I SEGNI DELLA VOCAZIONE

29 giugno 1909
P.U. Costa, quad. II, 104- 106
Martedì - 29-6-1909
(Dopo aver per altre due volte insistito colla lettura di vari tratti di un li­bro recentissimo, sulla difficoltà delle difficoltà che sono i parenti, il loro af­fetto e spesso la loro opposizione, ed il modo di vincerla, cioè le parole e l'esempio di N.S.G.C. e dei Santi, il bene che verrà ai figli ed ai parenti obbe­dendo alla divina chiamata, ed i gravi danni in caso contrario; - oggi finisce di­cendo):
Parliamo ancora dei segni per conoscere la nostra vocazione; e prima in generale. I segni comuni per conoscere la vocazione, sono:
1°. Una propensione od inclinazione, non sensibile ma della volontà, co­stante per un tale stato: la quale inclinazione però ammette talora qualche ri­pugnanza, ma non costante, che tutte le cose buone costano. Così chi si sentis­se l'inclinazione a farsi Trappista, potrebbe forse sentirsi ritrarre al pensiero delle penitenze. Chi per contrario avesse una ripugnanza costante per un sta­to, non è certamente chiamato a quello: così non può farsi ingegnere chi ha ri­pugnanza per la matematica; né medico chi ha ripugnanza al sangue, ecc.
2°. Una volontà costante e ferma di seguire la propria vocazione e servirsi dei mezzi allo scopo.
Per la vocazione allo stato religioso in particolare, non si richiede altro che il sopraddetto.
Per lo stato sacerdotale invece si richiede oltracciò: Probità di vita inno­cente o bene emendata, specialmente riguardo alle abitudini contrarie alla bel­la virtù; chi fosse ancora dominato da una simile abitudine, non può ne deve farsi sacerdote, né il confessore potrebbe assolverlo in caso ei volesse, ciò nonostante, ricevere il Suddiaconato.
Scienza sufficiente: cioè capacità ad acquistarla. Quegli a cui entrasse niente in testa non deve farsi sacerdote, che invece di salvare le anime le dan­nerebbe: Labia sacerdotis custodient scientiam; et populi requirent de ore eius. Ma in quanto a questo ci sono gli esami ed i Superiori che decidono essi:
Nessun ostacolo canonico: come epilessia, e mali consimili. Chi p. es. sapesse di essere di famiglia, per parte di padre o madre, in cui vi siano tali difet­ti, deve dirlo.
Così non ci vuole un fine cattivo od anche solo umano... (Il che non es­servi neppure per farsi Missionario... Per ora non costa nulla, ...poi...). Cosi (questo è difficile che accada oggidì, ne qui è il caso di parlarne, che succede piuttosto il contrario), così non avvenga che uno sia costretto dai parenti a farsi prete.
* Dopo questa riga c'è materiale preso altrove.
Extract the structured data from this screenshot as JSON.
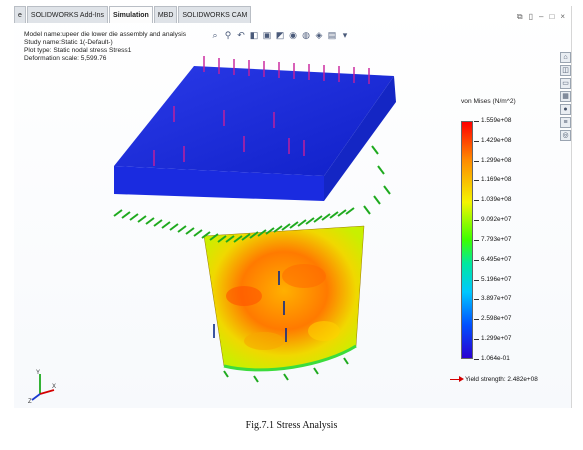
{
  "tabs": [
    {
      "label": "e"
    },
    {
      "label": "SOLIDWORKS Add-Ins"
    },
    {
      "label": "Simulation",
      "active": true
    },
    {
      "label": "MBD"
    },
    {
      "label": "SOLIDWORKS CAM"
    }
  ],
  "info": {
    "model_name": "Model name:upeer die lower die assembly and analysis",
    "study_name": "Study name:Static 1(-Default-)",
    "plot_type": "Plot type: Static nodal stress Stress1",
    "deformation_scale": "Deformation scale: 5,599.76"
  },
  "view_toolbar_icons": [
    "zoom-fit-icon",
    "zoom-area-icon",
    "previous-view-icon",
    "section-view-icon",
    "view-orientation-icon",
    "display-style-icon",
    "hide-show-icon",
    "edit-appearance-icon",
    "scene-icon",
    "view-settings-icon",
    "display-pane-icon"
  ],
  "window_controls": [
    "restore-icon",
    "tile-icon",
    "minimize-icon",
    "maximize-icon",
    "close-icon"
  ],
  "side_dock_icons": [
    "home-icon",
    "design-library-icon",
    "file-explorer-icon",
    "view-palette-icon",
    "appearances-icon",
    "custom-properties-icon",
    "forum-icon"
  ],
  "legend": {
    "title": "von Mises (N/m^2)",
    "ticks": [
      "1.559e+08",
      "1.429e+08",
      "1.299e+08",
      "1.169e+08",
      "1.039e+08",
      "9.092e+07",
      "7.793e+07",
      "6.495e+07",
      "5.196e+07",
      "3.897e+07",
      "2.598e+07",
      "1.299e+07",
      "1.064e-01"
    ],
    "yield_label": "Yield strength: 2.482e+08",
    "yield_color": "#d40000"
  },
  "triad": {
    "y": "Y",
    "x": "X",
    "z": "Z"
  },
  "caption": "Fig.7.1 Stress Analysis",
  "colors": {
    "top_die": "#1c2bd6",
    "lower_die_hot": "#ff8a00",
    "lower_die_mid": "#f4e600",
    "fixture": "#1faa1f",
    "load_arrow": "#c81e9a"
  }
}
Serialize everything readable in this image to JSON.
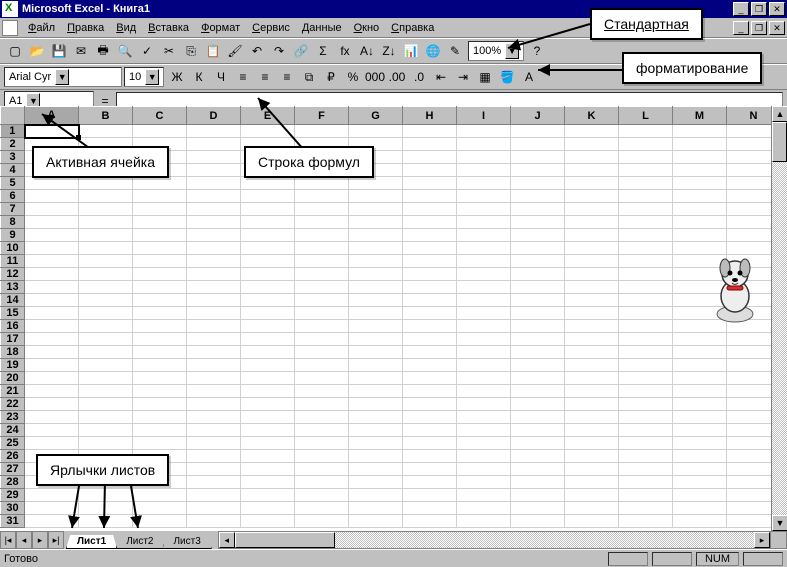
{
  "title": "Microsoft Excel - Книга1",
  "menu": [
    "Файл",
    "Правка",
    "Вид",
    "Вставка",
    "Формат",
    "Сервис",
    "Данные",
    "Окно",
    "Справка"
  ],
  "zoom": "100%",
  "font_name": "Arial Cyr",
  "font_size": "10",
  "name_box": "A1",
  "columns": [
    "A",
    "B",
    "C",
    "D",
    "E",
    "F",
    "G",
    "H",
    "I",
    "J",
    "K",
    "L",
    "M",
    "N"
  ],
  "row_count": 31,
  "active_cell": {
    "col": 0,
    "row": 0
  },
  "sheets": [
    "Лист1",
    "Лист2",
    "Лист3"
  ],
  "active_sheet": 0,
  "status": "Готово",
  "indicator_num": "NUM",
  "callouts": {
    "standard": "Стандартная",
    "formatting": "форматирование",
    "active_cell": "Активная ячейка",
    "formula_bar": "Строка формул",
    "sheet_tabs": "Ярлычки листов"
  },
  "std_icons": [
    "new",
    "open",
    "save",
    "mail",
    "print",
    "preview",
    "spell",
    "cut",
    "copy",
    "paste",
    "fmt-paint",
    "undo",
    "redo",
    "link",
    "autosum",
    "fx",
    "sort-asc",
    "sort-desc",
    "chart",
    "map",
    "drawing"
  ],
  "fmt_icons": [
    "bold",
    "italic",
    "underline",
    "align-left",
    "align-center",
    "align-right",
    "merge",
    "currency",
    "percent",
    "comma",
    "inc-dec",
    "dec-dec",
    "dec-indent",
    "inc-indent",
    "borders",
    "fill-color",
    "font-color"
  ]
}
Infine per un Missionario, l'ho già detto, se è religioso o prete, non si ri­chiede che un po' più d'amar di Dio, di zelo della propria santificazione e di quella delle anime.
E per ottenere tutto questo, cioè conoscere la propria vocazione, e corrispondervi, (per voi, specialmente si tratta più di corrispondenza, una volta che siete entrati avendoci pensato prima, in generale dovete tenere d'aver la voca­zione), per questo bisogna pregare ed appigliarsi ai mezzi; questi voi avete qui abbondanti. Se vengono dubbi consultarsi coi confessori e coi superiori, ed una volta che han deciso, è fatto. Che non si richiede mica certezza assoluta, come se un Angelo venisse a dirci: "Sei chiamato per quello"; basta una cer­tezza morale.
Sia chi non ha vocazione, come chi non vi corrisponde deve andar via; ma per quello è un affare, non ha vocazione, pazienza; ma chi avendola se n'esce, come ho già detto, si mette su d'una cattiva strada, mentre il Signore avevagli su un'altra, preparate le grazie speciali.